On Friday Iraq’s Foreign Minister Hoshyar Zebari told AFP in Baghdad that his nation’s leaders, including the president and prime minister, have repeatedly called on Iran to release free the hikers.

Meanwhile Iranian media reported that four US “religious leaders” — two Muslims and two Christians — are visiting Tehran have pleaded with Ahmadinejad for the release of the two American hikers.

The clerics “voiced hope that their request for the release of the two Americans materialises, so that they could effectively work for the release of Iranians imprisoned there upon their return to America,” the reports said.

Through the pictures available to the media they were identified as Nihad Awad, Executive Director of the Council on American-Islamic Relations (CAIR), and its Chairman Larry Shaw.

The other two seen in the pictures were Bishop John Bryson Chane of the Episcopal Church in Washington and Cardinal Theodore Edgar McCarrick of the Roman Catholic Church.

In October 2008 Chane was in Iran when he met with supreme leader Ayatollah Ali Khamenei.

Fars news agency meanwhile quoted the head Iran’s High Council for Human Rights, Mohammad Javad Larijani, as saying: “Currently there are two American pastors in Tehran for consultations for their release.”

“In this regard the interest of the regime will be taken into consideration within the framework of the law,” he added without elaborating.

Iran’s foreign minister Salehi on Saturday asked the US government to “show goodwill” by releasing “Iranians detained in the US.”

The Islamic republic accuses the United States of illegally holding more than a dozen Iranian citizens in prison, some of whom have been charged with breaking international embargoes on Iran.

Bauer and Fattal were arrested along with a third hiker, Sarah Shourd, who left Iran in September last year after being granted bail on humanitarian and medical grounds.

As with her two jailed friends, Shourd’s bail had also been set at $500,000 and was paid through Oman, a US Gulf ally that maintains friendly relations with Iran.

“Everything is in place to post bail (for Fattal and Bauer) and to have them released, except for the signature of a judge” to post bail, Shafii said Saturday.

He told AFP on Wednesday that he had been officially notified by the court that his clients can be released after posting bail, but he still lacked the signature of one of the two judges who have to validate the document before the process can begin.

He did not specify who would pay the bail, as the United States has no diplomatic relations with the Islamic republic.
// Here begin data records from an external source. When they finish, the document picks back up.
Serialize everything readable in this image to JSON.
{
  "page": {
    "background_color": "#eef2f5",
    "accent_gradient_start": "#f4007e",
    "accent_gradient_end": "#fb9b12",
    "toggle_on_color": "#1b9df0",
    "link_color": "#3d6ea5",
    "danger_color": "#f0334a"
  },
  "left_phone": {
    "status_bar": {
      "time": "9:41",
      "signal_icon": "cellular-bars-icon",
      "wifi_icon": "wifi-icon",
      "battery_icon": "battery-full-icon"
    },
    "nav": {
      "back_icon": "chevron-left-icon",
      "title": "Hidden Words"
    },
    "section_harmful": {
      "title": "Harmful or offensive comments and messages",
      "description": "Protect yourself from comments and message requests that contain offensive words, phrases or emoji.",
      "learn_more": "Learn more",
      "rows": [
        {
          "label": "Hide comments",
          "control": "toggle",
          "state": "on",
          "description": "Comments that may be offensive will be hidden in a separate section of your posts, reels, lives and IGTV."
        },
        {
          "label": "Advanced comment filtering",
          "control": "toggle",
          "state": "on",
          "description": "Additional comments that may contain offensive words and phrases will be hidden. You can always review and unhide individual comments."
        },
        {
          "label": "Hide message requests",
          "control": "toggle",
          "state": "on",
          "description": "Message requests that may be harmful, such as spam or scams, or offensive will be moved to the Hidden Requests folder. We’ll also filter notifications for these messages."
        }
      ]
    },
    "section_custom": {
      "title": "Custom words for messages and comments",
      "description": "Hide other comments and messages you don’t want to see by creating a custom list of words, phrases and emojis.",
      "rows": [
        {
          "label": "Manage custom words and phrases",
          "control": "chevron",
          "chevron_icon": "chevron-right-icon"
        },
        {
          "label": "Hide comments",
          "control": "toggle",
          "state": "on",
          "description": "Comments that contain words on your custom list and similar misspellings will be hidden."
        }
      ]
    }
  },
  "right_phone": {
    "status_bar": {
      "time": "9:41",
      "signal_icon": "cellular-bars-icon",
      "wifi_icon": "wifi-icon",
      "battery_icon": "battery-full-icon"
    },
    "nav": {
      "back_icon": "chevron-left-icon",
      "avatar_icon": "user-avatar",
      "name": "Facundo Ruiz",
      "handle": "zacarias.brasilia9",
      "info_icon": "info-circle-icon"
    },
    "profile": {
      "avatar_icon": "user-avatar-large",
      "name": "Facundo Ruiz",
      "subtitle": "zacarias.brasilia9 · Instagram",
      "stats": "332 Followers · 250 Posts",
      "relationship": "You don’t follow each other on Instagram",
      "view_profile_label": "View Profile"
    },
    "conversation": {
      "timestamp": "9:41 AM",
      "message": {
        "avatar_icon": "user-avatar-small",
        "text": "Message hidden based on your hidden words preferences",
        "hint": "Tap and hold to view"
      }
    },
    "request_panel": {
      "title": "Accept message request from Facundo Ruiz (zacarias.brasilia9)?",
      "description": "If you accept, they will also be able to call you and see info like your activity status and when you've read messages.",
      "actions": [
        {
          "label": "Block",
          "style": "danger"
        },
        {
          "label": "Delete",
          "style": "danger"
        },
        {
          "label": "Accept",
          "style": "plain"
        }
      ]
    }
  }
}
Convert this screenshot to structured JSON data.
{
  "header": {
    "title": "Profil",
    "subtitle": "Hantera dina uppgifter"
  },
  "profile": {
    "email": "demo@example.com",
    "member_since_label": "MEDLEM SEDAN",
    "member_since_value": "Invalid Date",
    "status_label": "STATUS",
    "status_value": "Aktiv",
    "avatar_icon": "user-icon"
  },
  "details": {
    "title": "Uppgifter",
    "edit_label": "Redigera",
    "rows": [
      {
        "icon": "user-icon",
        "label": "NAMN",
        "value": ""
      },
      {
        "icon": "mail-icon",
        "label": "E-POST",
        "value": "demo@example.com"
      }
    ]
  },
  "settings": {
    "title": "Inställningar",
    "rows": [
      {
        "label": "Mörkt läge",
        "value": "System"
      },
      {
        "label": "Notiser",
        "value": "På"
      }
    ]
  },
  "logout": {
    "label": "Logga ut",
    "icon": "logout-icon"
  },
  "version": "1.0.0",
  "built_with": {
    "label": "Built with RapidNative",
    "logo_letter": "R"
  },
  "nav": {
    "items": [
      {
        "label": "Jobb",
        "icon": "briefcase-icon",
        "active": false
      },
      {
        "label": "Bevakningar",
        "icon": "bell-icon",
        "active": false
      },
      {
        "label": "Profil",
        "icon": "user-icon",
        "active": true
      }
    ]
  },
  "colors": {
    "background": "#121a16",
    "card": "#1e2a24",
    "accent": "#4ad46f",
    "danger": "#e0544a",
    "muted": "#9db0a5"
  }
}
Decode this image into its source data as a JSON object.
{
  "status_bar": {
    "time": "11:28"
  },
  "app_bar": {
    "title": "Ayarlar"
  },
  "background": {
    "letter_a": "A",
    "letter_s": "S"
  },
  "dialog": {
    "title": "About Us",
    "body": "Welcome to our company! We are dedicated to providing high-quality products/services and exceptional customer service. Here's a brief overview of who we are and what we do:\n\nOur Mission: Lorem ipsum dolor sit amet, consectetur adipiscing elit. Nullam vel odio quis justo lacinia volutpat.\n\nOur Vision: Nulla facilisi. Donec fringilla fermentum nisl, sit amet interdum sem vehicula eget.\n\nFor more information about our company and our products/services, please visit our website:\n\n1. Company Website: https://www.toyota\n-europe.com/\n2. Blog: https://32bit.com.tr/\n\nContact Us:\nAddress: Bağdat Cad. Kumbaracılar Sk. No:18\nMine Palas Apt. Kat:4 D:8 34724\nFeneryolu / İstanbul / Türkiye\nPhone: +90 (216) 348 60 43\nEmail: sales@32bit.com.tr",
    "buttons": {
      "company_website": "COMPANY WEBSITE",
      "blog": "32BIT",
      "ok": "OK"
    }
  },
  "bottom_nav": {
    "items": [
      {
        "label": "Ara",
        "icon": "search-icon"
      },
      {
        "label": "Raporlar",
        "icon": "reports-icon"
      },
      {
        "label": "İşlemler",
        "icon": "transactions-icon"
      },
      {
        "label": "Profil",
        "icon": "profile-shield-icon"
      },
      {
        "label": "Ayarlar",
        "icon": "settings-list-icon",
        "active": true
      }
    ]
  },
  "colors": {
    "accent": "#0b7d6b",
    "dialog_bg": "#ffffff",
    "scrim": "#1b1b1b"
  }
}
On August 21, Bauer and Fattal were each sentenced to eight years in prison by a revolutionary court in Tehran on charges of espionage and illegal entry. They have appealed against the ruling.

All three have consistently maintained that they innocently strayed into Iran while hiking in Iraq’s northern Kurdistan region.

US Secretary of State Hillary Clinton said on Thursday she was confident Iran would free Fattal and Bauer, and rejected concerns about the delay in their release.